ANYONE considering an expanded SPL should have taken a look at this game.
• St Mirren 3: Thompson 31, 72; Imrie 87
• Dundee 1: Conroy 64 pen
Referee: W Collum.
The fact that there was so much at stake at the wrong end of the table, with a win for bottom club Dundee enough for them to leapfrog their hosts, lent it an urgency and passion which from the outset looked likely to produce a fizzing encounter of relentless action and no little goalmouth drama.
That this largely one-sided basement encounter didn’t become the dogfight its early exchanges promised was due primarily to the
sending-off of Dundee’s Colin Nish in the 26th minute for a studs-up tackle on Paul Dummet after the ball had run away from the striker and he allowed frustration to get the
better of him.
From that point onwards, the game became almost a siege of the visitors’ goal by a St Mirren team on a dismal run of results but which never looked short on confidence.

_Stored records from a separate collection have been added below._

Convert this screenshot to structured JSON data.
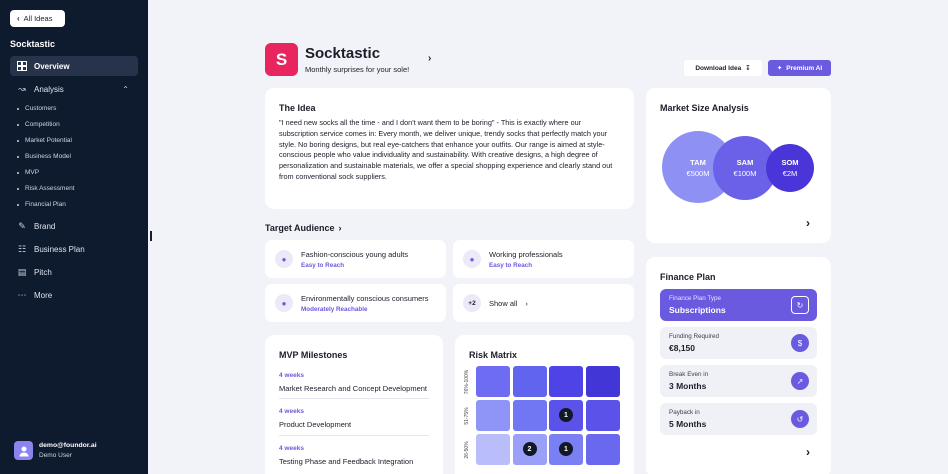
{
  "sidebar": {
    "back_label": "All Ideas",
    "app_name": "Socktastic",
    "nav": {
      "overview": "Overview",
      "analysis": "Analysis",
      "brand": "Brand",
      "business_plan": "Business Plan",
      "pitch": "Pitch",
      "more": "More"
    },
    "analysis_items": [
      "Customers",
      "Competition",
      "Market Potential",
      "Business Model",
      "MVP",
      "Risk Assessment",
      "Financial Plan"
    ],
    "user": {
      "email": "demo@foundor.ai",
      "role": "Demo User"
    }
  },
  "header": {
    "logo_letter": "S",
    "title": "Socktastic",
    "subtitle": "Monthly surprises for your sole!",
    "download_label": "Download Idea",
    "premium_label": "Premium AI"
  },
  "idea": {
    "title": "The Idea",
    "text": "\"I need new socks all the time - and I don't want them to be boring\" - This is exactly where our subscription service comes in: Every month, we deliver unique, trendy socks that perfectly match your style. No boring designs, but real eye-catchers that enhance your outfits. Our range is aimed at style-conscious people who value individuality and sustainability. With creative designs, a high degree of personalization and sustainable materials, we offer a special shopping experience and clearly stand out from conventional sock suppliers."
  },
  "audience": {
    "title": "Target Audience",
    "items": [
      {
        "name": "Fashion-conscious young adults",
        "reach": "Easy to Reach"
      },
      {
        "name": "Working professionals",
        "reach": "Easy to Reach"
      },
      {
        "name": "Environmentally conscious consumers",
        "reach": "Moderately Reachable"
      }
    ],
    "more_count": "+2",
    "show_all": "Show all"
  },
  "milestones": {
    "title": "MVP Milestones",
    "items": [
      {
        "weeks": "4 weeks",
        "name": "Market Research and Concept Development"
      },
      {
        "weeks": "4 weeks",
        "name": "Product Development"
      },
      {
        "weeks": "4 weeks",
        "name": "Testing Phase and Feedback Integration"
      }
    ]
  },
  "risk": {
    "title": "Risk Matrix",
    "row_labels": [
      "76%-100%",
      "51-75%",
      "26-50%"
    ],
    "rows": [
      [
        "#6d6cf3",
        "#6164ef",
        "#4e43e6",
        "#4336d6"
      ],
      [
        "#8f95f6",
        "#7176f3",
        "#5b52ea",
        "#5b52ea"
      ],
      [
        "#b9bdf9",
        "#9aa0f7",
        "#7a7ff4",
        "#6a68ef"
      ]
    ],
    "markers": [
      {
        "row": 1,
        "col": 2,
        "value": "1"
      },
      {
        "row": 2,
        "col": 1,
        "value": "2"
      },
      {
        "row": 2,
        "col": 2,
        "value": "1"
      }
    ]
  },
  "market": {
    "title": "Market Size Analysis",
    "tam": {
      "label": "TAM",
      "value": "€500M",
      "color": "#8e90f4"
    },
    "sam": {
      "label": "SAM",
      "value": "€100M",
      "color": "#6a61e8"
    },
    "som": {
      "label": "SOM",
      "value": "€2M",
      "color": "#4a35d8"
    }
  },
  "finance": {
    "title": "Finance Plan",
    "items": [
      {
        "label": "Finance Plan Type",
        "value": "Subscriptions",
        "icon": "refresh-icon"
      },
      {
        "label": "Funding Required",
        "value": "€8,150",
        "icon": "money-bag-icon"
      },
      {
        "label": "Break Even in",
        "value": "3 Months",
        "icon": "trend-icon"
      },
      {
        "label": "Payback in",
        "value": "5 Months",
        "icon": "cycle-icon"
      }
    ]
  }
}
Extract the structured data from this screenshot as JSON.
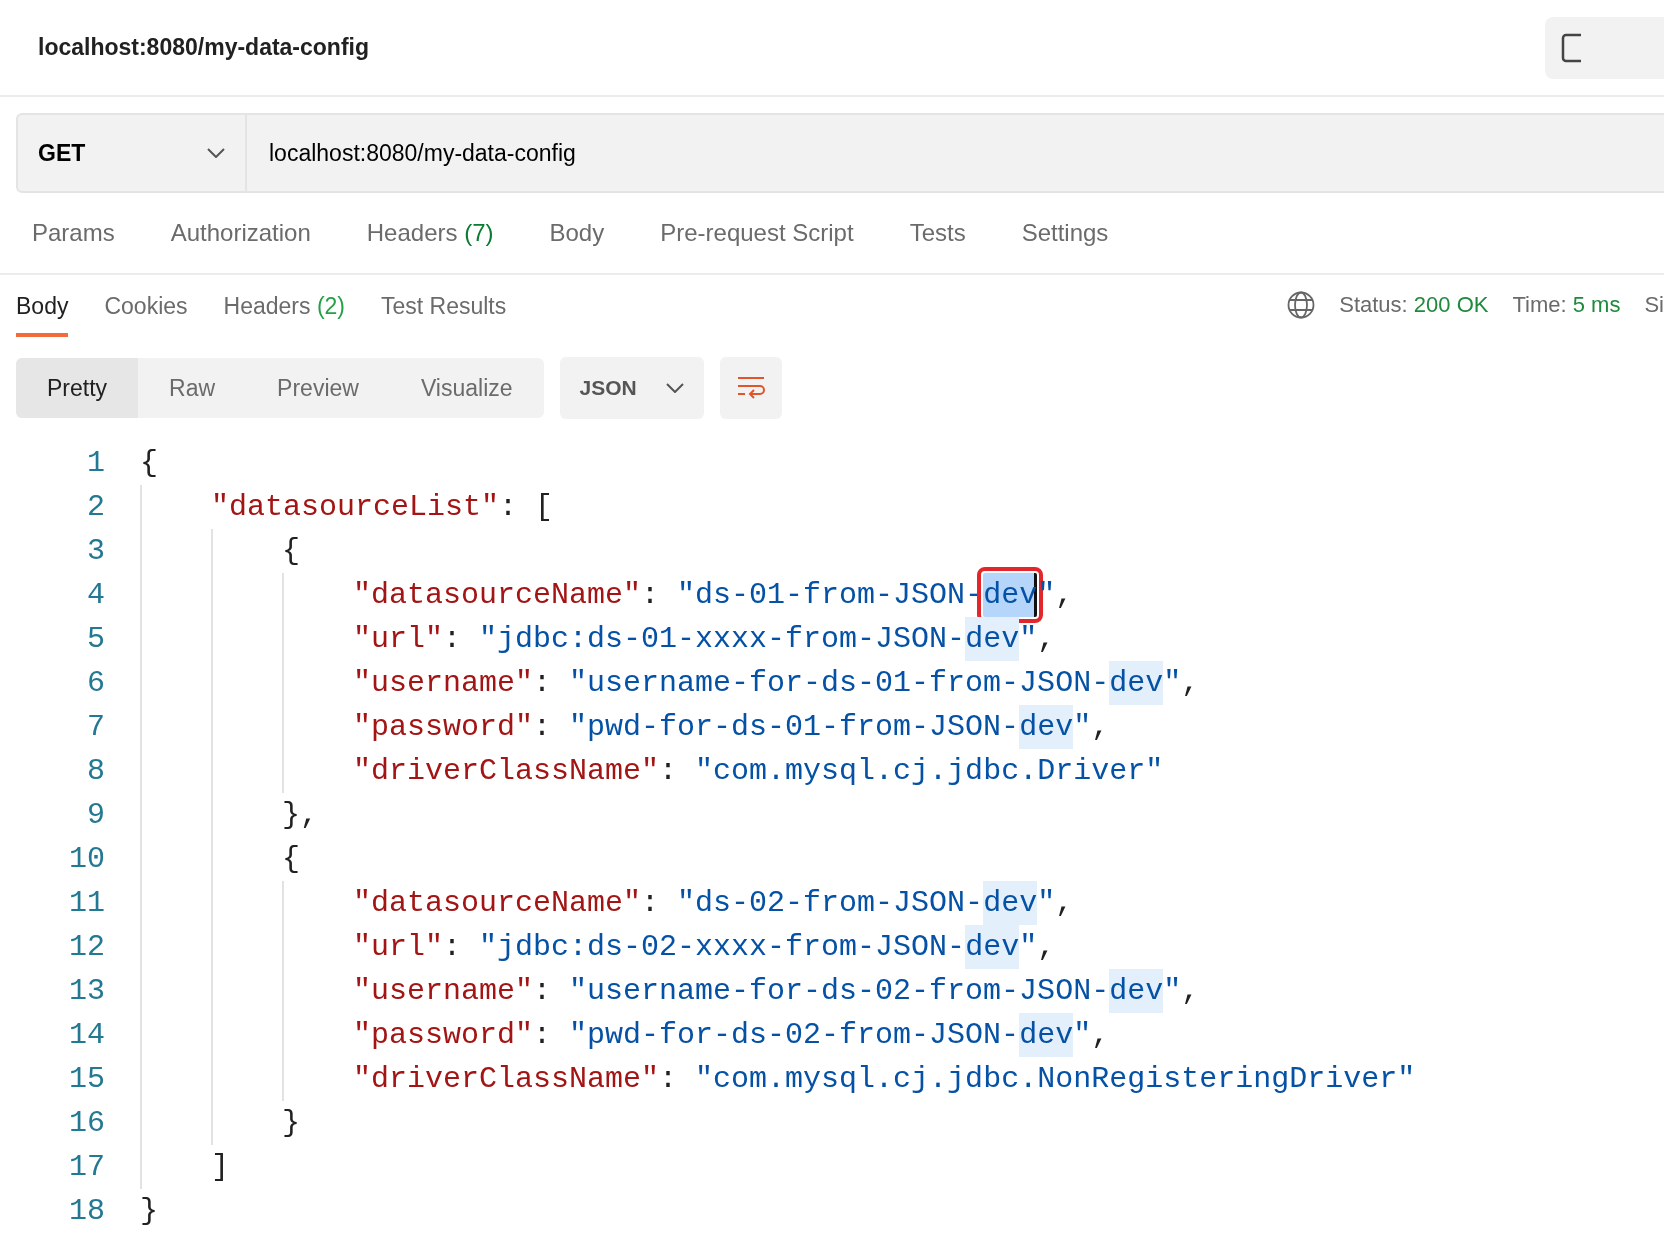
{
  "request_title": "localhost:8080/my-data-config",
  "request": {
    "method": "GET",
    "url": "localhost:8080/my-data-config"
  },
  "request_tabs": [
    {
      "label": "Params",
      "selected": false
    },
    {
      "label": "Authorization",
      "selected": false
    },
    {
      "label": "Headers",
      "count": "(7)",
      "selected": false
    },
    {
      "label": "Body",
      "selected": false
    },
    {
      "label": "Pre-request Script",
      "selected": false
    },
    {
      "label": "Tests",
      "selected": false
    },
    {
      "label": "Settings",
      "selected": false
    }
  ],
  "response_tabs": [
    {
      "label": "Body",
      "selected": true
    },
    {
      "label": "Cookies",
      "selected": false
    },
    {
      "label": "Headers",
      "count": "(2)",
      "selected": false
    },
    {
      "label": "Test Results",
      "selected": false
    }
  ],
  "response_status": [
    {
      "label": "Status:",
      "value": "200 OK"
    },
    {
      "label": "Time:",
      "value": "5 ms"
    },
    {
      "label": "Si"
    }
  ],
  "view_modes": [
    {
      "label": "Pretty",
      "selected": true
    },
    {
      "label": "Raw",
      "selected": false
    },
    {
      "label": "Preview",
      "selected": false
    },
    {
      "label": "Visualize",
      "selected": false
    }
  ],
  "format": "JSON",
  "code": [
    {
      "number": "1",
      "tokens": [
        {
          "text": "{",
          "kind": "punct"
        }
      ],
      "children": [
        {
          "number": "2",
          "tokens": [
            {
              "text": "\"datasourceList\"",
              "kind": "key"
            },
            {
              "text": ": [",
              "kind": "punct"
            }
          ],
          "children": [
            {
              "number": "3",
              "tokens": [
                {
                  "text": "{",
                  "kind": "punct"
                }
              ],
              "children": [
                {
                  "number": "4",
                  "tokens": [
                    {
                      "text": "\"datasourceName\"",
                      "kind": "key"
                    },
                    {
                      "text": ": ",
                      "kind": "punct"
                    },
                    {
                      "text": "\"ds-01-from-JSON-",
                      "kind": "string"
                    },
                    {
                      "text": "dev",
                      "kind": "string",
                      "match": true,
                      "selected": true
                    },
                    {
                      "text": "\"",
                      "kind": "string"
                    },
                    {
                      "text": ",",
                      "kind": "punct"
                    }
                  ]
                },
                {
                  "number": "5",
                  "tokens": [
                    {
                      "text": "\"url\"",
                      "kind": "key"
                    },
                    {
                      "text": ": ",
                      "kind": "punct"
                    },
                    {
                      "text": "\"jdbc:ds-01-xxxx-from-JSON-",
                      "kind": "string"
                    },
                    {
                      "text": "dev",
                      "kind": "string",
                      "match": true,
                      "selected": false
                    },
                    {
                      "text": "\"",
                      "kind": "string"
                    },
                    {
                      "text": ",",
                      "kind": "punct"
                    }
                  ]
                },
                {
                  "number": "6",
                  "tokens": [
                    {
                      "text": "\"username\"",
                      "kind": "key"
                    },
                    {
                      "text": ": ",
                      "kind": "punct"
                    },
                    {
                      "text": "\"username-for-ds-01-from-JSON-",
                      "kind": "string"
                    },
                    {
                      "text": "dev",
                      "kind": "string",
                      "match": true,
                      "selected": false
                    },
                    {
                      "text": "\"",
                      "kind": "string"
                    },
                    {
                      "text": ",",
                      "kind": "punct"
                    }
                  ]
                },
                {
                  "number": "7",
                  "tokens": [
                    {
                      "text": "\"password\"",
                      "kind": "key"
                    },
                    {
                      "text": ": ",
                      "kind": "punct"
                    },
                    {
                      "text": "\"pwd-for-ds-01-from-JSON-",
                      "kind": "string"
                    },
                    {
                      "text": "dev",
                      "kind": "string",
                      "match": true,
                      "selected": false
                    },
                    {
                      "text": "\"",
                      "kind": "string"
                    },
                    {
                      "text": ",",
                      "kind": "punct"
                    }
                  ]
                },
                {
                  "number": "8",
                  "tokens": [
                    {
                      "text": "\"driverClassName\"",
                      "kind": "key"
                    },
                    {
                      "text": ": ",
                      "kind": "punct"
                    },
                    {
                      "text": "\"com.mysql.cj.jdbc.Driver\"",
                      "kind": "string"
                    }
                  ]
                }
              ]
            },
            {
              "number": "9",
              "tokens": [
                {
                  "text": "},",
                  "kind": "punct"
                }
              ]
            },
            {
              "number": "10",
              "tokens": [
                {
                  "text": "{",
                  "kind": "punct"
                }
              ],
              "children": [
                {
                  "number": "11",
                  "tokens": [
                    {
                      "text": "\"datasourceName\"",
                      "kind": "key"
                    },
                    {
                      "text": ": ",
                      "kind": "punct"
                    },
                    {
                      "text": "\"ds-02-from-JSON-",
                      "kind": "string"
                    },
                    {
                      "text": "dev",
                      "kind": "string",
                      "match": true,
                      "selected": false
                    },
                    {
                      "text": "\"",
                      "kind": "string"
                    },
                    {
                      "text": ",",
                      "kind": "punct"
                    }
                  ]
                },
                {
                  "number": "12",
                  "tokens": [
                    {
                      "text": "\"url\"",
                      "kind": "key"
                    },
                    {
                      "text": ": ",
                      "kind": "punct"
                    },
                    {
                      "text": "\"jdbc:ds-02-xxxx-from-JSON-",
                      "kind": "string"
                    },
                    {
                      "text": "dev",
                      "kind": "string",
                      "match": true,
                      "selected": false
                    },
                    {
                      "text": "\"",
                      "kind": "string"
                    },
                    {
                      "text": ",",
                      "kind": "punct"
                    }
                  ]
                },
                {
                  "number": "13",
                  "tokens": [
                    {
                      "text": "\"username\"",
                      "kind": "key"
                    },
                    {
                      "text": ": ",
                      "kind": "punct"
                    },
                    {
                      "text": "\"username-for-ds-02-from-JSON-",
                      "kind": "string"
                    },
                    {
                      "text": "dev",
                      "kind": "string",
                      "match": true,
                      "selected": false
                    },
                    {
                      "text": "\"",
                      "kind": "string"
                    },
                    {
                      "text": ",",
                      "kind": "punct"
                    }
                  ]
                },
                {
                  "number": "14",
                  "tokens": [
                    {
                      "text": "\"password\"",
                      "kind": "key"
                    },
                    {
                      "text": ": ",
                      "kind": "punct"
                    },
                    {
                      "text": "\"pwd-for-ds-02-from-JSON-",
                      "kind": "string"
                    },
                    {
                      "text": "dev",
                      "kind": "string",
                      "match": true,
                      "selected": false
                    },
                    {
                      "text": "\"",
                      "kind": "string"
                    },
                    {
                      "text": ",",
                      "kind": "punct"
                    }
                  ]
                },
                {
                  "number": "15",
                  "tokens": [
                    {
                      "text": "\"driverClassName\"",
                      "kind": "key"
                    },
                    {
                      "text": ": ",
                      "kind": "punct"
                    },
                    {
                      "text": "\"com.mysql.cj.jdbc.NonRegisteringDriver\"",
                      "kind": "string"
                    }
                  ]
                }
              ]
            },
            {
              "number": "16",
              "tokens": [
                {
                  "text": "}",
                  "kind": "punct"
                }
              ]
            }
          ]
        },
        {
          "number": "17",
          "tokens": [
            {
              "text": "]",
              "kind": "punct"
            }
          ]
        }
      ]
    },
    {
      "number": "18",
      "tokens": [
        {
          "text": "}",
          "kind": "punct"
        }
      ]
    }
  ]
}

In attack they passed the ball beautifully and with purpose; when they didn’t have the ball they pressed so quickly that Dundee rarely had any space, the Buddies snapping into 50-50 challenges with a determination that usually saw them come away with the ball.
Indeed, the lack of service and space was probably the cause of the frustration which led to Nish’s dismissal.
As St Mirren manager Danny Lennon said: “The level of performance was great; throughout the past six weeks the commitment and desire has always been there, and this just shows how fine the margins are. Hopefully we can kick on from here.”
Dundee, however, cannot lay this defeat at the feet of their lanky striker. Even before Nish’s dismissal, St Mirren were in the ascendant. Kenny McLean laid down a marker in the first ten minutes with a rasping long-range shot and from there the home team displayed a willingness to shoot on sight, with Steven Thompson and the impressive Gary Teale both unleashing good shots from the edge of the penalty box.
Their most potent path to goal, however, was down the left where McLean’s slide-rule passes to Lewis Guy had already unlocked the Dundee defence twice before Nish’s departure.
This was to prove a profitable seam, and minutes after Nish’s defence, with Dundee trying to shut up shop, St Mirren made the breakthrough when McLean’s through ball put Guy in on goal, with the Buddy skipping around the onrushing Rab Douglas and then pushing a weak shot towards the empty goalmouth where, despite the arrival of two Dundee defenders, Thompson was able to ram it home from close range.
From there on it was one-way traffic. McLean played Guy in again only for the St Mirren midfielder to fail to control it, but the shots rained in from the home side. Jim Goodwin was just wide twice, John McGinn’s deft chip was only kept out by Douglas’s fingertip save, Gary Teale was inches wide twice with two efforts, McLean had a dab himself, and only another superb diving save from Douglas kept out a close-range Thompson header.
Ten-man Dundee, by contrast, appeared to have little to offer except sweat; they had come to battle, but particularly during the first half, were completely overwhelmed by their hosts.
Their main outlet was the hyperactive Nicky Riley on the right flank, a winger whose lack of raw pace is more than made up for by his guile, balance and an ability to strike the ball well with either foot. What few chances came their way were
provided by him, with Steven Milne squandering an excellent first-half chance by taking one touch too many in front of goal.
Yet St Mirren’s inability to score the crucial second goal was always a potential banana skin, and on 63 minutes they fell flat on their behinds when Milne picked up a speculative long-ball and tried to hook it into the area, only for it to hit the onrushing Goodwin’s upraised hands in front of the Dundee fans. It took the intervention of a asistant referee before Ryan Conroy was free to drive the penalty low to Craig Samson’s left to spark delirium amongst the away fans behind the goal.
Their joy was not to last long though. St Mirren continued to dominate and within ten minutes they were back in front, Thompson craning his neck to direct Teale’s free-kick from the left inside the post and past Douglas’s despairing dive. This time St Mirren learned their lesson, piling on the pressure until substitute Dougie Imrie’s excellent driven low shot from an acute angle on the right put the result beyond doubt with just three minutes left to play.
St Mirren ended the match in total control and by virtually every yardstick – except perhaps the ability to make life difficult for yourself, a contest they won comfortably – were the better side.
Yet despite his side being still rooted to the bottom of the SPL, Dundee manager Barry Smith was not downhearted. “There’s character in this side,” said Smith. “We could have given up when we went down to ten men but we never laid down and died, we never gave up.”